Writing in the Guardian, columnist Simon Tisdall observed, “By suggesting that Benghazi, facing destruction last month by Gaddafi's forces, would have been a new Srebrenica but for the intervention, the allies must now, logically, offer the same level of protection to Misrata and other desperate towns. This may only be achieved by ground-based intervention.”
In a statement quoted in the British press, Lord Dannatt, former head of the British army, described the dispatch of military advisers as “an entirely logical further step to achieve legitimate aims.” Rebutting criticism of the move by some British MPs, he added, “Some will always say ‘mission creep’, but [Britain should] interpret the UN mandate broadly to avoid mission collapse.”

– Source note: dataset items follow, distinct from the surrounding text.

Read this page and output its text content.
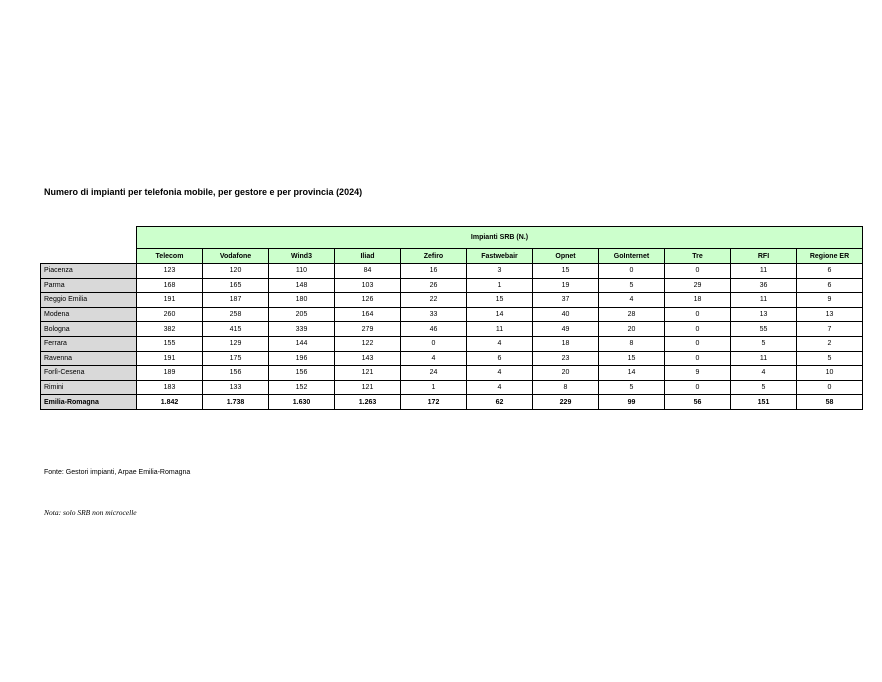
Numero di impianti per telefonia mobile, per gestore e per provincia (2024)
	Impianti SRB (N.)										
	Telecom	Vodafone	Wind3	Iliad	Zefiro	Fastwebair	Opnet	GoInternet	Tre	RFI	Regione ER
Piacenza	123	120	110	84	16	3	15	0	0	11	6
Parma	168	165	148	103	26	1	19	5	29	36	6
Reggio Emilia	191	187	180	126	22	15	37	4	18	11	9
Modena	260	258	205	164	33	14	40	28	0	13	13
Bologna	382	415	339	279	46	11	49	20	0	55	7
Ferrara	155	129	144	122	0	4	18	8	0	5	2
Ravenna	191	175	196	143	4	6	23	15	0	11	5
Forlì-Cesena	189	156	156	121	24	4	20	14	9	4	10
Rimini	183	133	152	121	1	4	8	5	0	5	0
Emilia-Romagna	1.842	1.738	1.630	1.263	172	62	229	99	56	151	58
Fonte: Gestori impianti, Arpae Emilia-Romagna
Nota: solo SRB non microcelle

Preventing “mission collapse” is the principal motive for the escalation of the bombing of Libya, agreed on by NATO foreign ministers at a meeting last Friday in Berlin. According to press reports. NATO commanders have revealed that the bombing was being extended from overt military targets like tanks and artillery to include satellite communications systems and even telephone exchanges, in the name of striking at “command and control” installations.

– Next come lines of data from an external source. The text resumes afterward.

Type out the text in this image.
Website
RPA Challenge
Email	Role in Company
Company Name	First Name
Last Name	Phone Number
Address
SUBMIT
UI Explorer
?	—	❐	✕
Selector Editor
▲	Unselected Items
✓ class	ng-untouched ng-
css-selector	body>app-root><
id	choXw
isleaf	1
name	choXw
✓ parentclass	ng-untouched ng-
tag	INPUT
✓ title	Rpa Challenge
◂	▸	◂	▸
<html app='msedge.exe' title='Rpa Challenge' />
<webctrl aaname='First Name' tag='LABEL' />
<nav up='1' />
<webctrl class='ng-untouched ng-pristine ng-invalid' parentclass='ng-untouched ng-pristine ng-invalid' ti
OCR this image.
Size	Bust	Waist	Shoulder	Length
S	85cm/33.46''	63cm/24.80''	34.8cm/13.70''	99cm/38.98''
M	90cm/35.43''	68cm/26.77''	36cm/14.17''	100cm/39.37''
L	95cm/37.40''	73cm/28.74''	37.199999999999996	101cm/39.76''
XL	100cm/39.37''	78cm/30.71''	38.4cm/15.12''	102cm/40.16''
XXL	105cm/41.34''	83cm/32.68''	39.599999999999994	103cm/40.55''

By this logic, any facility that could be used for communications purposes between the Libyan government in Tripoli and its armed forces anywhere in the country is a target for bombs and missiles.
The NATO foreign ministers heard a plea for additional strike aircraft to supplement those mobilized by France, Britain, Canada, Denmark, Norway and Belgium, the six countries actually fighting the air war in Libya. NATO officials told the press that France has taken up the slack, providing additional jets and moving the aircraft carrier Charles de Gaulle closer to the Libyan coast and placing its aircraft under NATO command.

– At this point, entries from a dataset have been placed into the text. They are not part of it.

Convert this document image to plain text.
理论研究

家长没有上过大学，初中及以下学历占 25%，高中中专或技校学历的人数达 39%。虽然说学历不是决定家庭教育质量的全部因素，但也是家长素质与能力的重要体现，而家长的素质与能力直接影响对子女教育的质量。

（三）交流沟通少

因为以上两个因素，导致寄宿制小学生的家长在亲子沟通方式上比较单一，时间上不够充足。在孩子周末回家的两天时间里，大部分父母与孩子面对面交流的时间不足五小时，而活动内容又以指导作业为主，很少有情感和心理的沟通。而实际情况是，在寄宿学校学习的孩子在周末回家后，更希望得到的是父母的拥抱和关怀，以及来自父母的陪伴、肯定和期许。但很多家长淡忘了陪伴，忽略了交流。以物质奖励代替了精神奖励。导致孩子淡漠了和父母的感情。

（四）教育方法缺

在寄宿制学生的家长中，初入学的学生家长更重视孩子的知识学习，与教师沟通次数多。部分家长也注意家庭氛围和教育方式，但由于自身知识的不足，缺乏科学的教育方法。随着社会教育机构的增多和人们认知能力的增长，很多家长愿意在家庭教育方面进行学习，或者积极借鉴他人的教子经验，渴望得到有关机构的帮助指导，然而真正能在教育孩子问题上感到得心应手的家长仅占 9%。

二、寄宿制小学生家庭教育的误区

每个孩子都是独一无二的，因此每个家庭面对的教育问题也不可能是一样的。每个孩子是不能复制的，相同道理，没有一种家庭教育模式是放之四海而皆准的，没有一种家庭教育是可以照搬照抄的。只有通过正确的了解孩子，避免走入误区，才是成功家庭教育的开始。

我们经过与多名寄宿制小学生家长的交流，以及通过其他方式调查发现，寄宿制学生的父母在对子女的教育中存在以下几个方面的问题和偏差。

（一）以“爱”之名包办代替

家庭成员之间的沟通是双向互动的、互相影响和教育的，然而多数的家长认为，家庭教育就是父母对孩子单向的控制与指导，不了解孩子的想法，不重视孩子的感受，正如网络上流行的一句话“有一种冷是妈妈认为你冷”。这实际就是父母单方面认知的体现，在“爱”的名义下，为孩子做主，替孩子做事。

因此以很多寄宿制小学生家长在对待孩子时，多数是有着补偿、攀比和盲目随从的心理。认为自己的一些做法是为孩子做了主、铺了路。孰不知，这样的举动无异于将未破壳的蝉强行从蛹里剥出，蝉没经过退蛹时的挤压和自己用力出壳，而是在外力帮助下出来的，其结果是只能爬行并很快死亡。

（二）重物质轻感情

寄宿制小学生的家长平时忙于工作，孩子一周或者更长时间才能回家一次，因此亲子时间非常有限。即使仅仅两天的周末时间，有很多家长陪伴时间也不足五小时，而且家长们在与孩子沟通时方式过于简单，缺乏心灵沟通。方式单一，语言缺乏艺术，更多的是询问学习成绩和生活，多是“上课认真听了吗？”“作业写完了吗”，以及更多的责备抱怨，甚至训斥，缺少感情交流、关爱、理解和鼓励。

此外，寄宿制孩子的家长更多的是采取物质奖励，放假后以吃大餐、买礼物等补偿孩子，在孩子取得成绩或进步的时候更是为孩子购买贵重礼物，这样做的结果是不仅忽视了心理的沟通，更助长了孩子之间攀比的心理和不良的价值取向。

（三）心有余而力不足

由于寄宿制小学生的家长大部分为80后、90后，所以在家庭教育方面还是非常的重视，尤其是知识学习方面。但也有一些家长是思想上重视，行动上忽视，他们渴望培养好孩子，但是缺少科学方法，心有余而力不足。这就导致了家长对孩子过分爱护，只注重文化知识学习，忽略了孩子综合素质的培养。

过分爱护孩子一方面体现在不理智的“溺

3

Britain also stepped up its role in the air war, with the submarine HMS Triumph firing cruise missiles at Libyan targets on Monday and Tuesday. Britain has also supplied war materiel to the anti-Gaddafi forces, including 1,000 sets of body armor and 100 satellite phones.
Italian foreign minister Franco Frattini said NATO would also consider sending technical equipment like radars and communications interception systems.
In an interview with Al Jazeera English on Tuesday, EU foreign policy chief Catherine Ashton confirmed that the EU had formally offered to deploy 1,000 soldiers to Libya’s third-largest city, Misrata, which is held by the opposition but under siege by Gaddafi’s troops. She said that all that was required was a request from UN officials in charge of humanitarian relief operations in Misrata.
This is different from a new mandate from the UN Security Council, where Russia and China would likely oppose authorization of the deployment of NATO ground troops in Libya. A Russian government adviser, Azhdar Kurtov of the Institute of Strategic Studies, blamed France for escalating the war because it has failed to oust Gaddafi.
“Gaddafi firmly remains in power,” he said. “Each day that passes, the cost of the operation increases, and this is spurring Paris into using other methods of waging the anti-Gaddafi war.”
Brigadier General Mark van Uhm, chief of allied operations for NATO, said the air strikes have destroyed more than 40 tanks and numerous armored personnel carriers mobilized by pro-Gaddafi forces. He said that more than 30 percent of Gaddafi’s forces had been “eliminated,” an estimate that suggests that the bombing has killed thousands, if not tens of thousands, of Libyan soldiers and militia members—a death toll that dwarfs even the most farfetched claims of civilian casualties in the civil war.